The Economist Appeals for U.S. Economic Warfare against China
The City of London’s The Economist this week escalated their campaign to get both Europe and the U.S. to launch full-scale economic warfare against China. The cover of the Sept. 23-29 issue pictures a mean-faced panda bear playing cards, with a card up his sleeve, under the title: “Does China Play Fair?” The editorial, in classic British style, writes: “Depictions of corporate China as just an undemocratic, state-run monster, thieving and cheating to get ahead, are crude and out of date.” We must be far more sophisticated in our war on China, they go on to explain.

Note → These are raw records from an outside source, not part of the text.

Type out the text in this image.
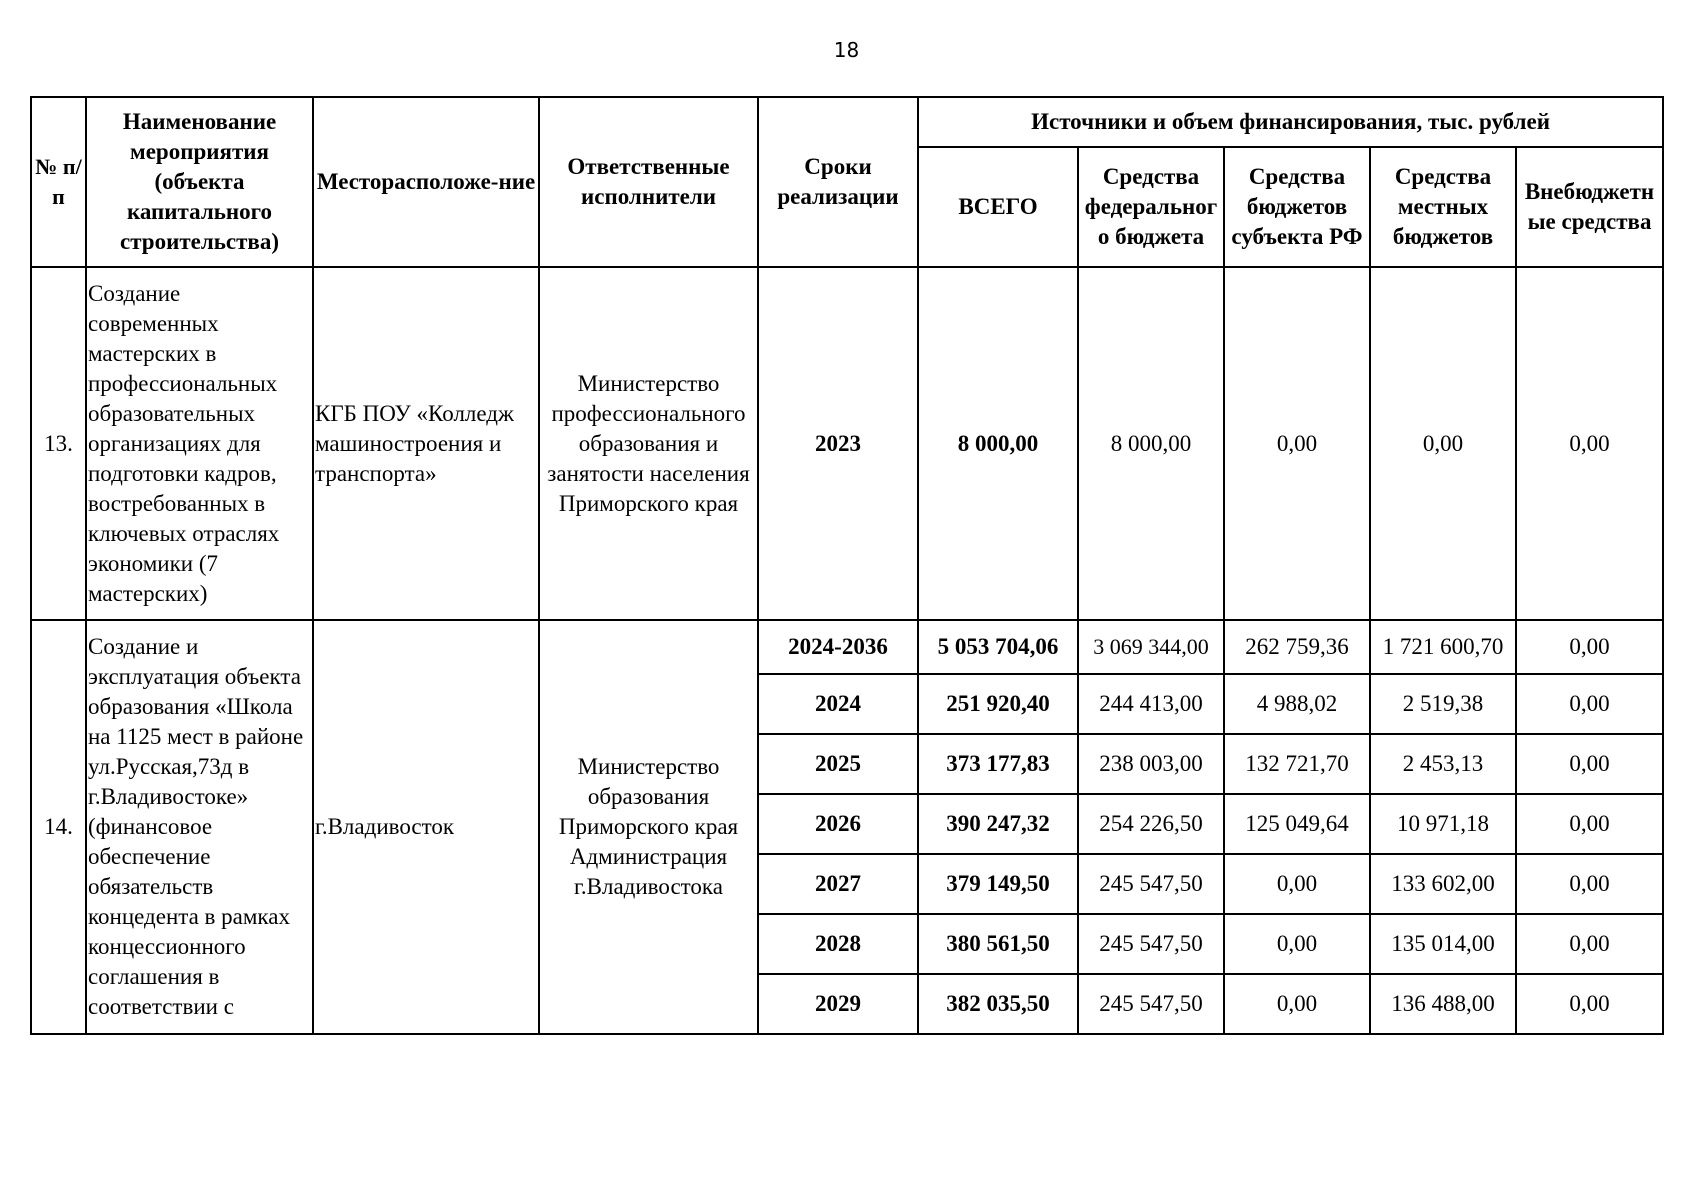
18
№ п/п	Наименование мероприятия (объекта капитального строительства)	Месторасположе-ние	Ответственные исполнители	Сроки реализации	Источники и объем финансирования, тыс. рублей				
					ВСЕГО	Средства федеральног о бюджета	Средства бюджетов субъекта РФ	Средства местных бюджетов	Внебюджетн ые средства
13.	Создание современных мастерских в профессиональных образовательных организациях для подготовки кадров, востребованных в ключевых отраслях экономики (7 мастерских)	КГБ ПОУ «Колледж машиностроения и транспорта»	Министерство профессионального образования и занятости населения Приморского края	2023	8 000,00	8 000,00	0,00	0,00	0,00
14.	Создание и эксплуатация объекта образования «Школа на 1125 мест в районе ул.Русская,73д в г.Владивостоке» (финансовое обеспечение обязательств концедента в рамках концессионного соглашения в соответствии с	г.Владивосток	Министерство образования Приморского края Администрация г.Владивостока	2024-2036	5 053 704,06	3 069 344,00	262 759,36	1 721 600,70	0,00
				2024	251 920,40	244 413,00	4 988,02	2 519,38	0,00
				2025	373 177,83	238 003,00	132 721,70	2 453,13	0,00
				2026	390 247,32	254 226,50	125 049,64	10 971,18	0,00
				2027	379 149,50	245 547,50	0,00	133 602,00	0,00
				2028	380 561,50	245 547,50	0,00	135 014,00	0,00
				2029	382 035,50	245 547,50	0,00	136 488,00	0,00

China, they say, is fully guilty of “blatant theft of intellectual property” having gotten where they are by stealing our industrial and nuclear secrets. But the bigger problem, they say, and the “hardest to deal with,” is “unfair competition, sharp practice that breaks no global rules”! The obvious British solution: Change the rules. China has demanded that companies investing in China share their technology, and be subject to Chinese criminal law, while they have the gall to “restrict access to lucrative sectors.” This is “dangerous precisely because today’s rules offer no redress.”

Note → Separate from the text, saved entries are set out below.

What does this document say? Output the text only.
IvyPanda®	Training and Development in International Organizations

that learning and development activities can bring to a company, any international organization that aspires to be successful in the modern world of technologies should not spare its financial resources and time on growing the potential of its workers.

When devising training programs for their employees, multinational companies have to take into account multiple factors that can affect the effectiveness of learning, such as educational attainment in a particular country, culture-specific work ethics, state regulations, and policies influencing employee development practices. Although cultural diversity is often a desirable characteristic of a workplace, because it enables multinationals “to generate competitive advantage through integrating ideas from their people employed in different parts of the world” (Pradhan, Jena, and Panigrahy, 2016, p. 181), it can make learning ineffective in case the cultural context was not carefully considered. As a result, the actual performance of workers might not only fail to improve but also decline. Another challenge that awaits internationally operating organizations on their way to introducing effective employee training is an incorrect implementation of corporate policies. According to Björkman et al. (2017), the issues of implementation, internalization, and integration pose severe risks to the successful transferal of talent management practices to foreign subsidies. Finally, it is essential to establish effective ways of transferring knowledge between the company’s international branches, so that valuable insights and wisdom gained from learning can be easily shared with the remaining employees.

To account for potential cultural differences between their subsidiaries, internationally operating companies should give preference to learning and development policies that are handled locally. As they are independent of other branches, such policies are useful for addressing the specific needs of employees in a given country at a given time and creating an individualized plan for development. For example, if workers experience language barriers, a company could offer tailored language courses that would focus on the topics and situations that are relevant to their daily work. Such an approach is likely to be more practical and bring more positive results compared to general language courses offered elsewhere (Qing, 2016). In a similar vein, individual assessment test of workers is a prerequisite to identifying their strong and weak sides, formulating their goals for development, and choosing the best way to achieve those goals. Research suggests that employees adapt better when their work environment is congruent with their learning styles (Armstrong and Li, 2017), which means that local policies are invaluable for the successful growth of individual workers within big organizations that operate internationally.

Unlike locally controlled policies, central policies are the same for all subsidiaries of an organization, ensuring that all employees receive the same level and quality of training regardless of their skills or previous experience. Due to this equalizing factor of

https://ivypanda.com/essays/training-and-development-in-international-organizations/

This is followed by the subhead: “Don’t Get Angry. Get Even,” which calls on “America, Europe and big Asian countries” to come together to stop China, to “review their policies for screening investments” on so-called national security grounds.
Meanwhile, Fox News ran scurrilous attack on China under the title “Next Move in America’s ‘Maximum Pressure’ Campaign: Stress North Korean Atrocities and China’s Shameful Role.” The author, Anne Pierce, is a proud member of the Churchill Society and author of a book praising Woodrow Wilson and Harry Truman as among our greatest presidents, writes: “China has worked long and hard to upend America’s post-World War II role as the guarantor of stability in Asia and has made tremendous strides in recent years in enhancing its geopolitical and military positions…. China’s aspirations are not just regional, but global. Its One Belt, One Road initiative ā which entails building roads, railways and pipelines in Africa, the Middle East and beyond, and includes loans and poverty projects ā is designed to gain access to raw materials, and gain economic and political leverage.”

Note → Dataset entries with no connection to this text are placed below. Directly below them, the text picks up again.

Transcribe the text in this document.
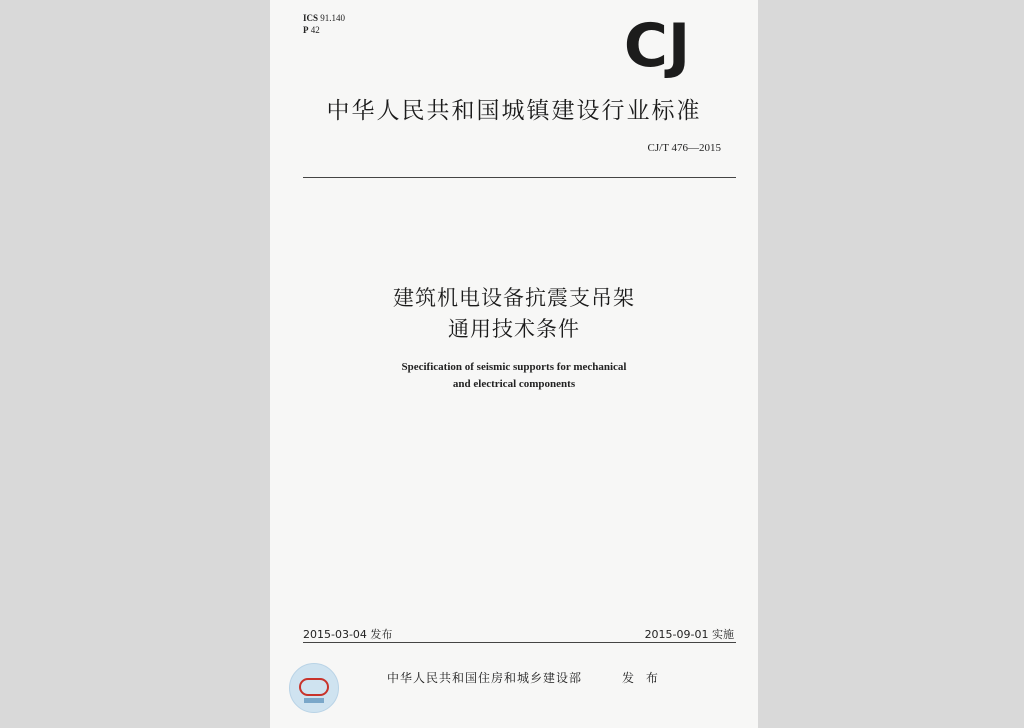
ICS 91.140
P 42	CJ
中华人民共和国城镇建设行业标准
CJ/T 476—2015
建筑机电设备抗震支吊架
通用技术条件
Specification of seismic supports for mechanical
and electrical components
2015-03-04 发布	2015-09-01 实施
中华人民共和国住房和城乡建设部	发 布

Even the Confucian Institutes are devious, Pierce writes, “designed to disseminate Chinese history and culture in ways flattering to the Chinese government…. Massive information operations downplay its political system and territorial ambitions, and portray China as benevolent…. President Xi Jinping is positioning China as the only great power that can maintain world peace and stability and foster global cooperation and prosperity.”